More fast food to the god of fast food! Yes, it's America - the birthplace of fast food. There are a lot of options to have a bite to eat in this country, today we will consider a relative of our sausage in the test - a dog-dog. In its essence, this is an ordinary sausage in batter, but the claret is made according to a recipe that is unusual for us. Its peculiarity lies in the fact that the basis is corn flour, which provides a unique texture and taste. So, the necessary ingredients:

  • Wheat flour - 150 grams;
  • Corn flour - 150 grams;
  • Baking powder - 1,5 tsp.
  • Soda - 2 tsp.
  • Sugar 4.5 tbsp. Spoons;
  • Paprika 1.5 tbsp. Spoons;
  • Egg - 1 piece;
  • Egg yolk - 1 piece;
  • Milk - 3 tbsp. Spoons;
  • Salt - 1 teaspoon (without a slide);
  • Sausages - 9 pieces;
  • Vegetable oil for frying refined;
  • Flour for deboning sausages;
  • Wooden skewers for stringing sausages.
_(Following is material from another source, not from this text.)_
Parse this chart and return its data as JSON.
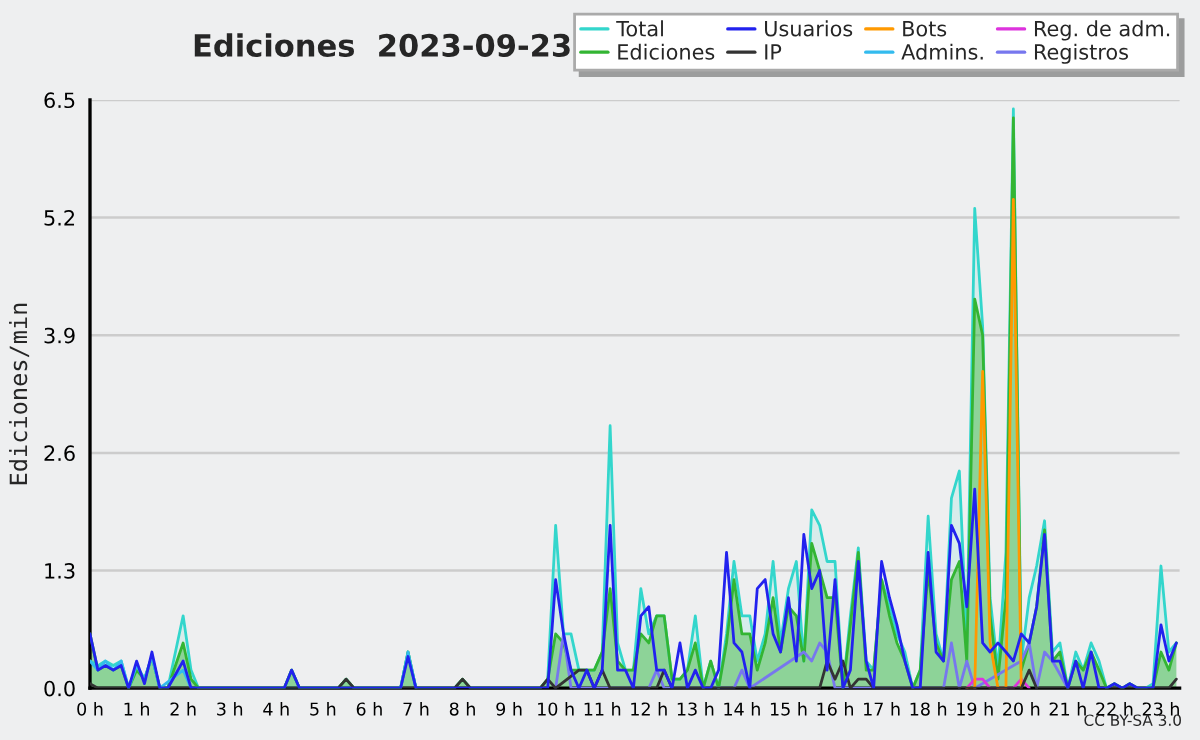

Yes, it's sausages in the fried test, but do not be afraid of excess fat: just put the ready meal on paper towels to take away excess oil.

Preparation

  • For the preparation of batter, mix all the dry foods until smooth, add egg, yolk and, without stopping stirring, pour in the milk. Mix until smooth and pour into a high container (for example, a large glass).
  • Put the sausages on the skewers.
  • Sift some flour into a plate and roll sausages in it. This step can not be skipped, since otherwise the claret will not hold.
  • Put a pan with a thick bottom on medium heat, pour in a layer of butter approximately 2 cm thick. Sausages one by one, lower into a container with batter, scrolling. The liquid dough will spread smoothly and evenly over the sausage. Spread the prepared products into the oil one at a time, scrolling the sausages in a dough in a frying pan around their axis, so that the stew is cooked evenly. If you saw that the dough from some side becomes flat (thanks to the bottom of the pan), then simply smooth it with a spatula.
  • The finished dish should be intense golden in color. Put it on paper napkins. Serve sausages both warm and cold, always with your favorite sauces.

We decorate the dish

Sausage in the dough - this is not a dish that boasts a wide palette of tastes. In order to give the flavor of baking, increase its satiety and add a little utility, you can use the following tips:

  • Lubricate the dough with your favorite sauces before wrapping the filling in it. Do not be afraid of the sharp tastes of tomato sauce and mustard - they will make the ready sausage in the dough richer and more saturated.
  • Put some cabbage out (like in a pie filling) and add it to the sausage before wrapping it in the dough. You will receive the so-called "worker breakfast". The only thing for this recipe is to use a yeast dough.
  • How to make a sausage in the test, we showed above, and now tell you how to modify it to a portioned analog of pizza. To do this, simply add cheese to the sausage, which is easy to melt, tomato sauce, a little garlic and spices. If desired, you can supplement the filling with pre-fried mushrooms. In its raw form, it is not recommended to put them, as they give too much juice - the dough will get wet and burst.
  • Sausage in the dough is a delicious food from the category of "pampering", it can not be useful. However, nothing prevents you from ennobling this dish by replacing the usual semi-finished products with light sausages from poultry meat, adding more vegetables to the filling, and using whole wheat and bran instead of a part of wheat flour.